A mid summer evening at Kildonan.

It had been a long day since we left Saddel Bay on the Kintyre peninsula. After three luncheons and three swims we finally arrived at Kildonan in the Sound of Pladda on Arran's south coast. It was rather hot and I went for a further swim while Tony went off for a cold shower under a nearby waterfall.

The time was now 1730 and the 1615 Larne to Troon (arr 1830) High Speed Catamaran HSC Express was just passing the direct line between Kildonan and Ailsa Craig. This was useful navigational information as the following day the ferry would cross this line twice during our planned 22km crossing to Ailsa Craig. Very approximately, the ferry crosses the line when an hour from Troon, or an hour and fifteen minutes from Larne. As she ways almost 6,000 gross tons and travels at 40 knots she presents a formidable challenge to sea kayak navigation on this crossing.

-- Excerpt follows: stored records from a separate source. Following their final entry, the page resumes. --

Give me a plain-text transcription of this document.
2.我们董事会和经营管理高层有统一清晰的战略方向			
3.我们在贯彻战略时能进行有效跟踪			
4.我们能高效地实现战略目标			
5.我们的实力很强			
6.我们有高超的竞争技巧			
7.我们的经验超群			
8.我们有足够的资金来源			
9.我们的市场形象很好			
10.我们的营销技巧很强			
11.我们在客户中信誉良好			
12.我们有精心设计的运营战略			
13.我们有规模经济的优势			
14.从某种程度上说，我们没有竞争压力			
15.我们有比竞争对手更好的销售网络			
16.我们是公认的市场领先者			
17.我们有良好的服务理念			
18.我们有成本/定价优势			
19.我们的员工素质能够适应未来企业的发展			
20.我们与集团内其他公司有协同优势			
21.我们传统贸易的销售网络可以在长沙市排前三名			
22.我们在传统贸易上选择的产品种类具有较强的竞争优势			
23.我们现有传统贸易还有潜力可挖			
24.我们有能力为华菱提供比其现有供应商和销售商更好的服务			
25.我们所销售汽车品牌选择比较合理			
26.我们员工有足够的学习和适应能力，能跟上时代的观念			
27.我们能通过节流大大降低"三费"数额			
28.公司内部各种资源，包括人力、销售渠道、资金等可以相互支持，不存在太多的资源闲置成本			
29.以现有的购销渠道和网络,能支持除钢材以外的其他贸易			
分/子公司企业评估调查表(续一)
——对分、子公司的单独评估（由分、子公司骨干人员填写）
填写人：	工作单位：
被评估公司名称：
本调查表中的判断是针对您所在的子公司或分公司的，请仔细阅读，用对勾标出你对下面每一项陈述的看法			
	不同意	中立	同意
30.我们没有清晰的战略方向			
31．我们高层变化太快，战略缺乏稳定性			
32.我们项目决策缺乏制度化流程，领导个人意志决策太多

 After our swim and shower we dragged the kayaks up the beach and set up... on an excellent verdant sward above the beach and a clump of pink thrift.

After setting up camp Tony and I made our way along the coast to the Kildonan Hotel where we fortified ourselves with sports recovery drinks and prawns in garlic butter with crusty bread.

Being midsummer it was stll surprisingly light when we emerged from the pub. I love the view of Pladda and Ailsa Craig from Kildonnan, especially when the tide is running over the bar in the Sound of Pladda. The contrast in shape of the two islands is very dramatic. At night you used to be able to see 3 lighthouses from Kildonan: Pladda, Ailsa Craig and Turnberry. Unfortunately Turnberry light has now been extinguished.

There was not much driftwood bat Kildonan but I supplemented what little we did find with a bag of barbecue charcoal.

We toasted our toes and baked potatoes by the fire until the Pladda light started flashing. It really does not get much better than this.